Member of the Provincial Assembly of the Punjab
- In office 2008–2015
- In office 1988–1999

Personal details
- Born: 7 June 1946
- Died: 8 November 2015 (aged 69)
- Party: PMLN (2008-2015)
- Other political affiliations: PML-Q (2001-2008) PMLN (1997-1999) PPP (1993-1996) PMLN (1990-1993) Islami Jamhoori Ittehad (1988-1990) Pakistan Muslim League (1985-1988) PPP (1977-1985)
- Children: Syeda Sonia Ali Raza Shah (daughter) Syed Hussain Raza Shah (son)

= Makhdoom Syed Ali Raza Shah =

Pakistani politician

Syed Ali Raza Shah (7 June 1946 – 8 November 2015) was a Pakistani politician who was a Member of the Provincial Assembly of the Punjab, from 2013 until his death in 2015.

==Political career==
He was elected to the Provincial Assembly of the Punjab in 1977 Pakistani general election as a candidate of Pakistan Peoples Party.

He was elected to the National Assembly of Pakistan as well in 1985 Pakistani general election.

He was re-elected to the Provincial Assembly of the Punjab as a candidate of Islami Jamhoori Ittehad in 1988 Pakistani general election.

He was re-elected to the Provincial Assembly of the Punjab as a candidate of Islami Jamhoori Ittehad in 1990 Pakistani general election.

He was re-elected to the Provincial Assembly of the Punjab in 1993 Pakistani general election as a candidate of Pakistan Peoples Party.

He was defeated on the seat of Provincial Assembly of the Punjab in 1997 Pakistani general election.

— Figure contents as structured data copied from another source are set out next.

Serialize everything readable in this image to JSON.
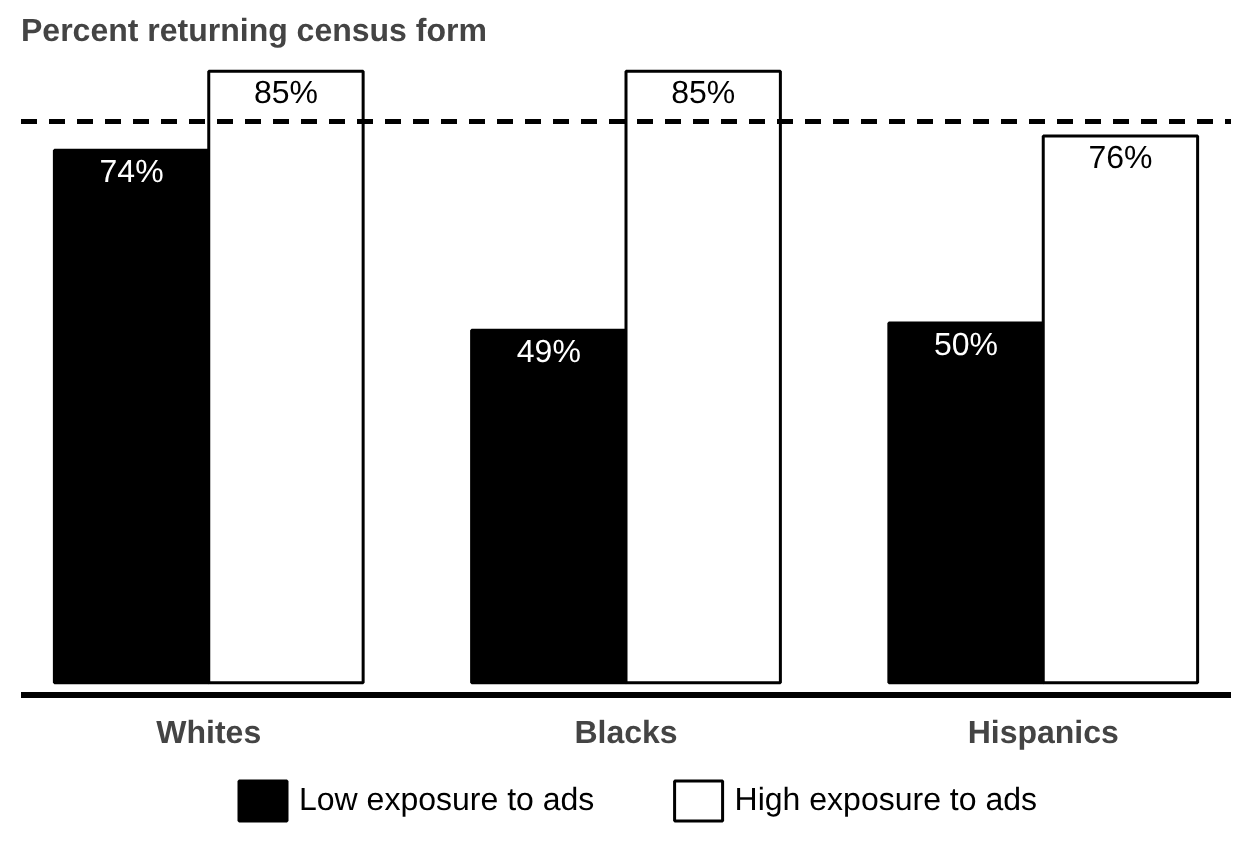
{
  "chart_data": {
    "type": "bar",
    "title": "Percent returning census form",
    "categories": [
      "Whites",
      "Blacks",
      "Hispanics"
    ],
    "series": [
      {
        "name": "Low exposure to ads",
        "color": "#000000",
        "values": [
          74,
          49,
          50
        ],
        "value_labels": [
          "74%",
          "49%",
          "50%"
        ]
      },
      {
        "name": "High exposure to ads",
        "color": "#ffffff",
        "values": [
          85,
          85,
          76
        ],
        "value_labels": [
          "85%",
          "85%",
          "76%"
        ]
      }
    ],
    "tick_labels": "x",
    "legend": "bottom",
    "ref_lines": [
      {
        "axis": "y",
        "value": 78,
        "label": null,
        "line_style": "dashed",
        "color": "#000000"
      }
    ]
  }
}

His son Syed Hussain Raza Shah was elected to the Provincial Assembly of the Punjab in 2002 Pakistani general election on PML-Q ticket.

He was re-elected to the Provincial Assembly of the Punjab as a candidate of Pakistan Muslim League (Nawaz) from Constituency PP-89 (Toba Tek Singh-VI) in 2008 Pakistani general election.

He was re-elected to the Provincial Assembly of the Punjab as a candidate of Pakistan Muslim League (Nawaz) from Constituency PP-89 (Toba Tek Singh-VI) in 2013 Pakistani general election.